The world might be reaching “peak coffee”, says the FT. Demand keeps increasing, thanks to the growing middle class in Asia and Africa who see the drink as a status symbol. But warming temperatures mean that “up to half of current coffee farmland could soon be unusable”. Once a staple, the beverage could rise in price enough to become a luxury. Or, perhaps worse, the dominant arabica bean will be replaced by the hardier but “less refined” robusta – and “coffee lovers will be faced with a drink that doesn’t taste as good”.

Nature

This rare two-headed snake is back on display at a Texas zoo after a two-year hiatus to recover from an injury. Known by the names Pancho and Lefty – one for each head – the three-foot-long Western rat snake has the same condition that results in conjoined twins in humans. Having two brains means the eight-year-old reptile’s movements are often “uncoordinated and awkward”, says Smithsonian Magazine – in 2021, it injured its left neck trying to move in two directions at once. “The right brain is much more dominant and tends to control where they go,” says zookeeper Maddie Michels-Boyce. “The left brain is seemingly just along for the ride.”

Inside politics

Last weekend, “self-described anarcho-capitalist” Javier Milei won a surprise victory in Argentina’s presidential primary, says Jacob Gallagher in The Wall Street Journal. And though his policies are weird enough – shutting the country’s central bank, creating a market for selling human organs – it’s his hair that has really got the world talking. It isn’t quite a mullet, moptop or mohawk, “but some complex combination of the three”. It seems to move in all directions at once, culminating “in a swoop that resembles a treacherous alpine slope”. The overall effect is “a musk ox crossbred with Ozzy Osbourne”. His nickname in Argentina is El Peluca, or “The Wig”.

Love etc

San Franciscans are taking advantage of the city’s abundance of self-driving taxis, says The San Francisco Standard, by getting down to it in the back seat.

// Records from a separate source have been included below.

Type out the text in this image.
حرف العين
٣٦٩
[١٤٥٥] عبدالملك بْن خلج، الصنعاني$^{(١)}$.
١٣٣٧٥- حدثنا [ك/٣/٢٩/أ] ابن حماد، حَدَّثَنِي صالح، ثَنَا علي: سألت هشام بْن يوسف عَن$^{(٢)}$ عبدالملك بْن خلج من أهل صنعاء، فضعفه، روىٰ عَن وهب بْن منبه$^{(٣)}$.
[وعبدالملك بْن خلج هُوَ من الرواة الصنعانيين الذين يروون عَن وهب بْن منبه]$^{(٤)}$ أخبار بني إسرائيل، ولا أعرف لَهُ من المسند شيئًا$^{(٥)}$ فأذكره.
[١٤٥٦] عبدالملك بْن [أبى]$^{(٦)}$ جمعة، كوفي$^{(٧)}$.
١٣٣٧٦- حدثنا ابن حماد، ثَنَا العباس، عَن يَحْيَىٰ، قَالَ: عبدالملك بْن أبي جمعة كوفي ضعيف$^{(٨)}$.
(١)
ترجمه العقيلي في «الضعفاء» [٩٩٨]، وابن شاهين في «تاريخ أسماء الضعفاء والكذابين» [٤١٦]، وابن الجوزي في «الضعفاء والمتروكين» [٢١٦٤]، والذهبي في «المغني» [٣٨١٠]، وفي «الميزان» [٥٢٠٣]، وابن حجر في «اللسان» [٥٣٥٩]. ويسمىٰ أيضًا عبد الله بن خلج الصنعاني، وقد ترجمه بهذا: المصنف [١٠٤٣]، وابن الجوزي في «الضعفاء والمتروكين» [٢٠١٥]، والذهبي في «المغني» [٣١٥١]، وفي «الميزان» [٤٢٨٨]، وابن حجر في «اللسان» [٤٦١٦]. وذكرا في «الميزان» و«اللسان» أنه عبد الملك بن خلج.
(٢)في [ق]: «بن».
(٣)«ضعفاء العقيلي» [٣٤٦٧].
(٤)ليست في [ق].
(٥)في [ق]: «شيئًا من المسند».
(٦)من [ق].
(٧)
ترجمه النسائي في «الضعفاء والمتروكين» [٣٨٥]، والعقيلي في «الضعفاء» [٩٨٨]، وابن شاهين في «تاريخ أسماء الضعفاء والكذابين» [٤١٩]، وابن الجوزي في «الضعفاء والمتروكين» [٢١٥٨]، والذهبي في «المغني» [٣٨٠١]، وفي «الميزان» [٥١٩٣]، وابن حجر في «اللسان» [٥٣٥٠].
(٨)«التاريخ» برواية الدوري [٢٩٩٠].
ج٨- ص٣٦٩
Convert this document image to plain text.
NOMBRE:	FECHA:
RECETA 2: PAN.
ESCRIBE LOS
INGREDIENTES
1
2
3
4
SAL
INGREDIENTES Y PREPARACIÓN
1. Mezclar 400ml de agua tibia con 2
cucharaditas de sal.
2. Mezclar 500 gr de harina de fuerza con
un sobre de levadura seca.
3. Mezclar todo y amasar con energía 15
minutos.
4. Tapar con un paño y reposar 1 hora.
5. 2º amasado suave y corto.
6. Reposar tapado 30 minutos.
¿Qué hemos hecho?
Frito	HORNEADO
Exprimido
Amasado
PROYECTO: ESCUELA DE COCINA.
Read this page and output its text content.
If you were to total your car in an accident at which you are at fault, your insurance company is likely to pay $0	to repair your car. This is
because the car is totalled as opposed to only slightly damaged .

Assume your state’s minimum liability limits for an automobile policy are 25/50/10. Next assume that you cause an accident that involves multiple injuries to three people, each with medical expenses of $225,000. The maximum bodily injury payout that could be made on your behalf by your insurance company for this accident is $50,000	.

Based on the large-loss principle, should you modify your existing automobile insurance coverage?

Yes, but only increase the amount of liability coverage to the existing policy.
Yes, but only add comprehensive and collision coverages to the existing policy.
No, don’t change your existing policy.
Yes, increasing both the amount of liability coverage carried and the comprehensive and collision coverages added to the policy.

One unnamed man in his 30s claims he has undertaken “at least six separate sex acts” in driverless robocars, ranging from “impromptu make-out sessions” to going the whole hog. “There’s no one to tell you, ‘You can’t do that’,” he says, adding that one car got so hot that the windscreen completely fogged over. “In any other context, in any other vehicle, that would be an actual problem.”

Snapshot

It’s Bradley Cooper wearing a prosthetic nose to play the Jewish composer Leonard Bernstein, a move that has infuriated parts of the internet. Following the release of a trailer for the upcoming movie Maestro – which was also directed and co-written by Cooper, who isn’t Jewish – viewers described his false schnozzle as “the equivalent of Black-Face or Yellow-Face”, and accused him of perpetuating the stereotype that Jewish people have large noses. Bernstein’s children aren’t so bothered. “Bradley chose to use makeup to amplify his resemblance,” they wrote in a statement. “We’re perfectly fine with that.”

Quoted

Quoted

“The customer’s always right; that’s why everyone likes us.”